Results of this study should be interpreted within the context of several limitations. This study used a sample of US veterans diagnosed with military-related PTSD, and these results may not generalize to other populations. Further, Dr Bormann has been the first to apply MRP to PTSD, so allegiance effects are possible. We also do not have data regarding the time since the occurrence of the index traumatic event. Age moderates the relationship between coping and distress, possibly due to increased vulnerability to stressors following trauma (Littleton, Horsley, John, & Nelson, 2007), so including time since trauma as a covariate may have affected our results. Additionally, the parent RCT from which this secondary analysis is drawn used a conservative power estimation (i.e., 80% power to detect medium effect on CAPS, using one time point instead of two resulting in a needed sample size of 150 per treatment arm); however, it did not reach its initial recruitment goal and therefore the current analysis may be underpowered. In spite of this, we have replicated past results (Bormann et al., 2013), although it is possible that group differences in the other clusters may have been detected with a larger sample. Additionally, this secondary analysis did not include a sensitivity analysis to account for possible confounding variables such as past treatment history; a larger sample size and a priori identification of possible confounders are encouraged in future studies. Finally, the study was implemented before the release of DSM-5, so it is possible that these results would not generalize to the current diagnostic system.

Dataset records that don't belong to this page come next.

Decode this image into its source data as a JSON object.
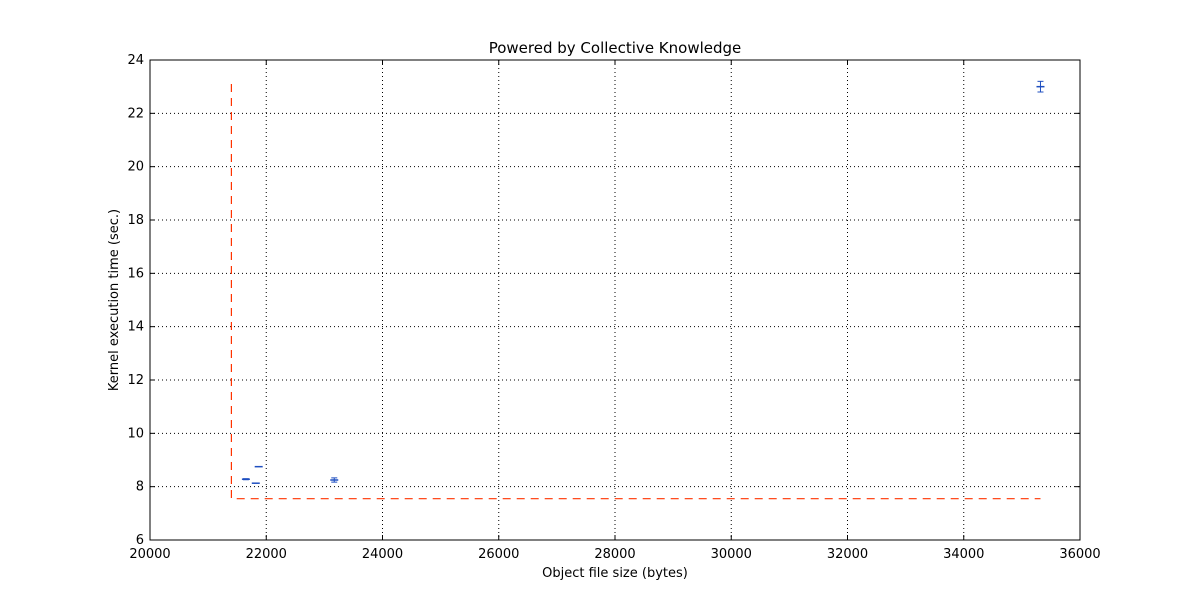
{
  "chart_data": {
    "type": "scatter",
    "title": "Powered by Collective Knowledge",
    "xlabel": "Object file size (bytes)",
    "ylabel": "Kernel execution time (sec.)",
    "xlim": [
      20000,
      36000
    ],
    "ylim": [
      6,
      24
    ],
    "xticks": [
      20000,
      22000,
      24000,
      26000,
      28000,
      30000,
      32000,
      34000,
      36000
    ],
    "yticks": [
      6,
      8,
      10,
      12,
      14,
      16,
      18,
      20,
      22,
      24
    ],
    "grid": true,
    "colors": {
      "points": "#1f4fc0",
      "frontier": "#ff3300",
      "grid": "#000000"
    },
    "points": [
      {
        "x": 21650,
        "y": 8.28,
        "err": 0.02
      },
      {
        "x": 21820,
        "y": 8.13,
        "err": 0.0
      },
      {
        "x": 21870,
        "y": 8.75,
        "err": 0.0
      },
      {
        "x": 23170,
        "y": 8.25,
        "err": 0.08
      },
      {
        "x": 35320,
        "y": 23.0,
        "err": 0.2
      }
    ],
    "frontier": [
      {
        "x": 21400,
        "y": 23.1
      },
      {
        "x": 21400,
        "y": 7.55
      },
      {
        "x": 35320,
        "y": 7.55
      }
    ]
  }
}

Consistent with trends towards personalized medicine, optimal psychotherapeutic treatments may need to vary based on an individual’s unique presentation (Friedman, 2014). This may be especially true for veterans with hyperarousal or related symptoms (e.g., irritability, sleep difficulties) that remain even after significant improvements in other PTSD symptoms or when hyperarousal-related symptoms prevent engagement in trauma treatment. Indeed, our study is consistent with others that have noted the potential for improving overall PTSD treatment outcomes by reducing hyperarousal symptoms (Doron‐LaMarca et al., 2015). MRP appears to be a useful strategy for reducing PTSD-related hyperarousal and would have reasonable application as an alternative or complementary treatment for PTSD in veterans.